Me encanta ver casas. Soy adicta a los blogs de decoración que muestran viviendas en las que siempre es primavera, en las que la luz luminosa del amanecer se cuela por grandes ventanas iluminando detalles hermosos concienzudamente pensados. En otras ocasiones es la luz de la tarde, lanzando un velo de melancolía sobre las paredes blancas sembradas de cuadros formidables. Sofás con cojines perfectamente desemparejados, cocinas donde el desorden está calculado al milímetro. Niños jugando sin un pelo fuera de su sitio ni una mancha de más. Escenarios, en definitiva, aparentemente auténticos, reales, vivos. Pero son siempre escenarios artificiales.
A menudo me saturo de la perfección imperfecta de estas imágenes. Aparto la mirada de la pantalla y miro a mi alrededor. Y me sorprende lo feo y desequilibrado de todo, lo hermoso escasamente diseminado. Me emociona lo auténtico y propio de todo lo que no es digno de ser fotografiado. El correo amontonado a medio abrir sobre la encimera, entre las cajas inútiles que amontonan polvo, un platito hecho por los niños y un montón de monedas. La mesa del salón con cuentos, pinturas, dibujos a medio terminar y flores marchitas. La chaqueta sobre una silla. El revistero a rebosar. La vida, en definitiva, que ha pasado sin ninguna atención estética, y no se ha ido.

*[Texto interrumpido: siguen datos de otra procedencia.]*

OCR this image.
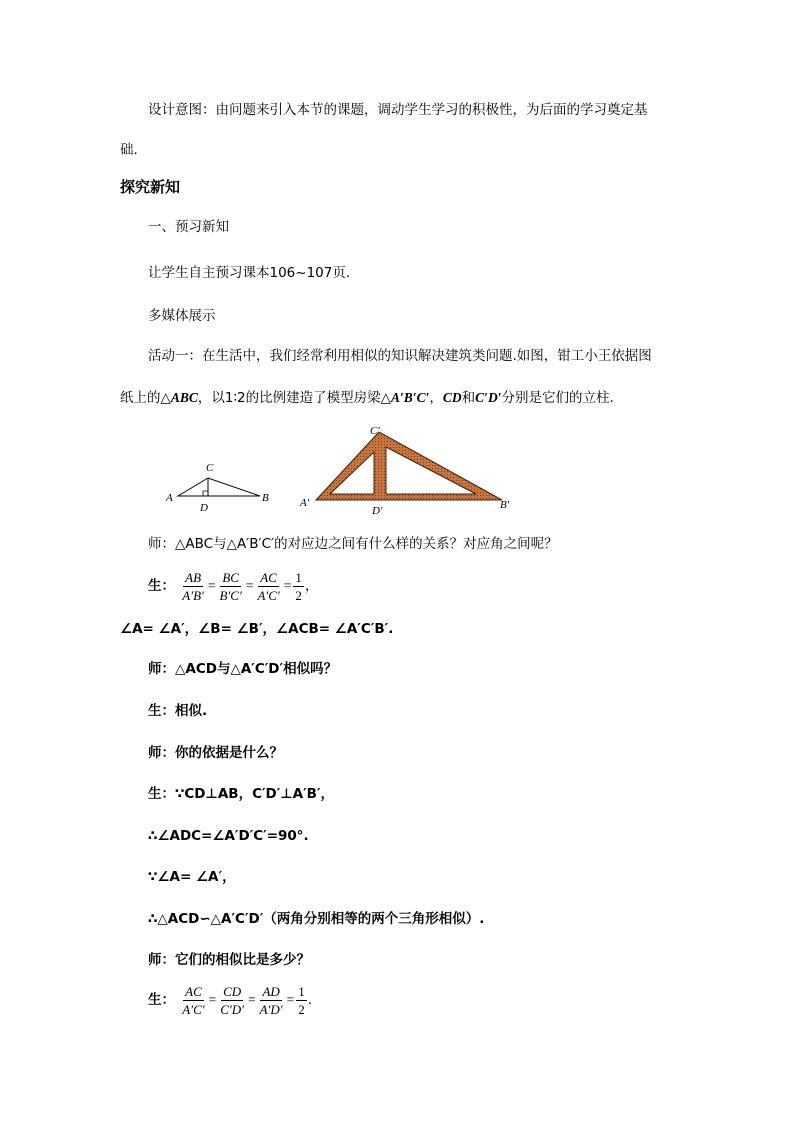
设计意图：由问题来引入本节的课题，调动学生学习的积极性，为后面的学习奠定基
础.
探究新知
一、预习新知
让学生自主预习课本106~107页.
多媒体展示
活动一：在生活中，我们经常利用相似的知识解决建筑类问题.如图，钳工小王依据图
纸上的△ABC，以1∶2的比例建造了模型房梁△A′B′C′，CD和C′D′分别是它们的立柱.
A	B
C
D	A′	B′
C′
D′
师：△ABC与△A′B′C′的对应边之间有什么样的关系？对应角之间呢？
生： $\frac{AB}{A'B'} = \frac{BC}{B'C'} = \frac{AC}{A'C'} = \frac{1}{2}$ ，
∠A= ∠A′，∠B= ∠B′，∠ACB= ∠A′C′B′.
师：△ACD与△A′C′D′相似吗？
生：相似.
师：你的依据是什么？
生：∵CD⊥AB，C′D′⊥A′B′，
∴∠ADC=∠A′D′C′=90°.
∵∠A= ∠A′，
∴△ACD∽△A′C′D′（两角分别相等的两个三角形相似）.
师：它们的相似比是多少？
生： $\frac{AC}{A'C'} = \frac{CD}{C'D'} = \frac{AD}{A'D'} = \frac{1}{2}$ .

Una de esas panorámicas de caos irredente es el armario de la entrada. Por más que me empeño en cerrar la puerta para hacer invisible lo que es feo, siempre encuentro la puerta abierta. Esta insistencia de la puerta por permanecer abierta (o quién sabe, quizás la insistencia sea de alguien por no cerrarla) no para de recordarme que en mi armario no hay luz de primavera, que es un rincón oscuro, que existe, está, y forma parte de todo lo demás. Y de repente me parece que tiene todo su sentido hacerle una fotografía, reivindicar la oscuridad, el desequilibrio, la imperfección de la vida real vista desde cerca.
Adoro la fotografía "ideal". Necesito la "real".